Economists and the Treasury estimate this gap allows billions in untaxed income at the top — sometimes called a “double exemption” on non-wage business income.
💰 How much revenue is lost
- The Congressional Budget Office (CBO) and Committee for a Responsible Federal Budget (CRFB) estimate that closing the NIIT gap (making it apply to all pass-through income above the threshold) would raise about $440 billion over 10 years, or roughly $44 billion per year. Source: https://www.crfb.org/blogs/cbos-revenue-savings-options
That’s about the same size as eliminating the carried-interest loophole or equalizing capital-gains rates — a major “trickle-down” subsidy reversal.
🧩 Example
Suppose a high-income partner earns $1 million from a law or investment firm via a partnership share.
If structured as “active” business income, none of it faces the NIIT or the Medicare payroll tax.
A regular salaried worker earning the same amount would owe 3.8 % × $1 million = $38 000 more in Medicare-related taxes.
⚖️ Fixing it
The Biden administration and several congressional proposals (including the 2021 Build Back Better Act) proposed to:
- Apply the 3.8 % NIIT to all pass-through income above the current thresholds;
- Ensure parity between labor and capital income taxation at the top.
That simple fix would raise roughly $44 B/yr and close one of the last large “trickle-down” loopholes in the individual income tax system.

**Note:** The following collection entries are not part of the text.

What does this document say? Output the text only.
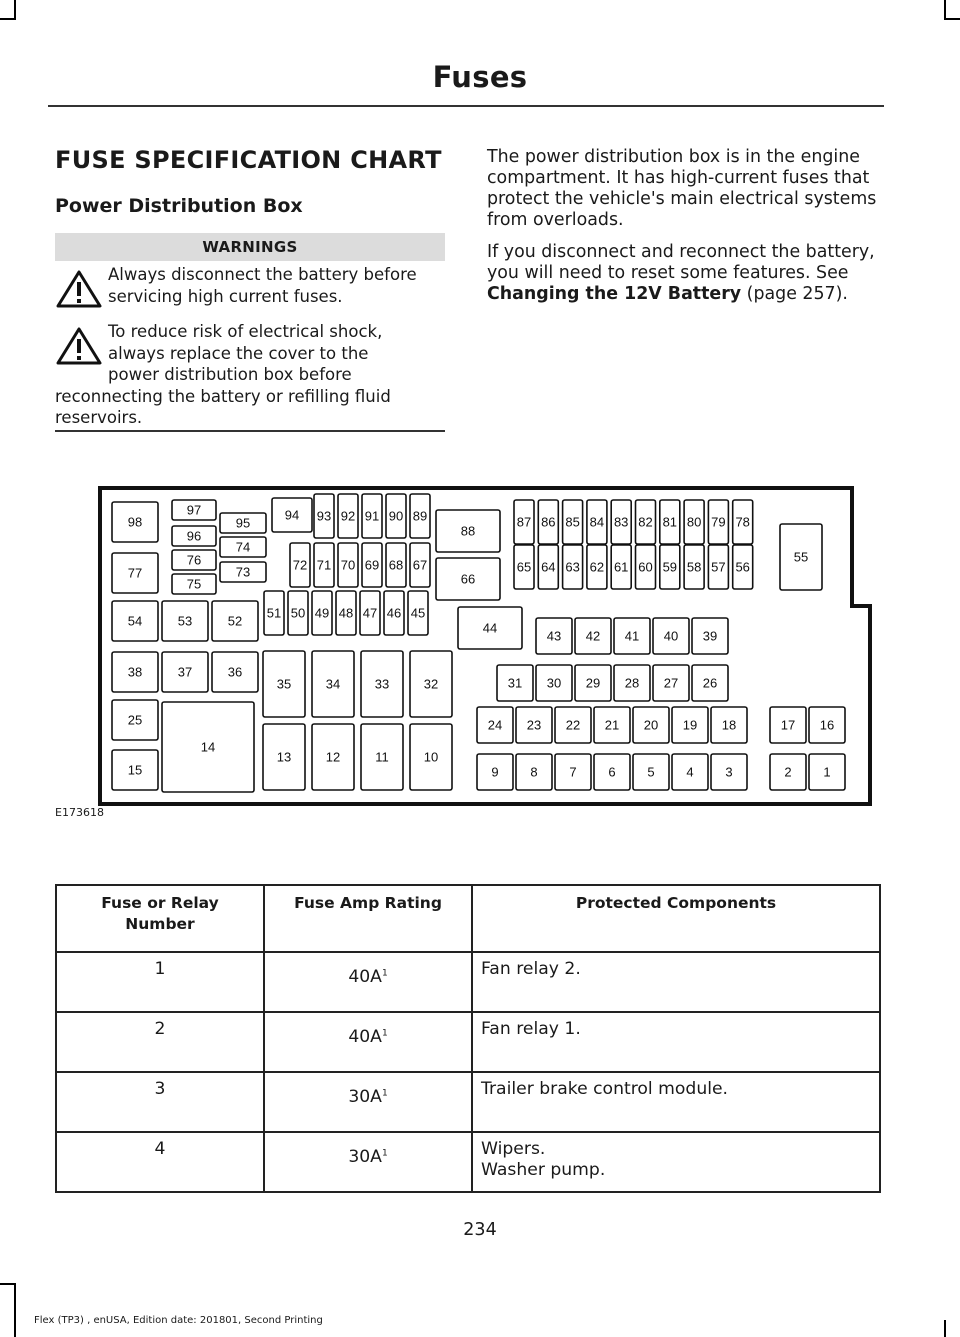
Fuses
FUSE SPECIFICATION CHART
Power Distribution Box
WARNINGS
Always disconnect the battery before
servicing high current fuses.
To reduce risk of electrical shock,
always replace the cover to the
power distribution box before
reconnecting the battery or refilling fluid
reservoirs.

The power distribution box is in the engine compartment. It has high-current fuses that protect the vehicle's main electrical systems from overloads.

If you disconnect and reconnect the battery, you will need to reset some features. See Changing the 12V Battery (page 257).

98
77
97
96
76
75
95
74
73
94 93 92 91 90 89
72 71 70 69 68 67
51 50 49 48 47 46 45
88
66
44
87 86 85 84 83 82 81 80 79 78
65 64 63 62 61 60 59 58 57 56
55
54	53	52
43 42 41 40 39
38	37	36
35	34	33	32	31 30 29 28 27 26
25
15
14
13	12	11	10
24 23 22 21 20 19 18
9 8 7 6 5 4 3
17 16
2 1
E173618
Fuse or Relay
Number	Fuse Amp Rating	Protected Components
1	$40A^1$	Fan relay 2.
2	$40A^1$	Fan relay 1.
3	$30A^1$	Trailer brake control module.
4	$30A^1$	Wipers.
Washer pump.
234
Flex (TP3) , enUSA, Edition date: 201801, Second Printing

📄 Printable references (copyable URLs)
- IRS overview of Net Investment Income Tax: https://www.irs.gov/individuals/net-investment-income-tax
- Congressional Budget Office – Budget Options, Revenue #15 “Expand the Net Investment Income Tax”: https://www.cbo.gov/budget-options
- Committee for a Responsible Federal Budget summary of NIIT closure revenue: https://www.crfb.org/blogs/cbos-revenue-savings-options
- Tax Policy Center explainer on NIIT and high-income tax burdens: https://www.taxpolicycenter.org/briefing-book/what-net-investment-income-tax
Summary line:
The NIIT gap is a loophole that lets high-income owners of pass-through businesses avoid both the 3.8 % Medicare payroll tax and the 3.8 % investment-income tax. Closing it would raise roughly $44 billion per year and make the tax system fairer.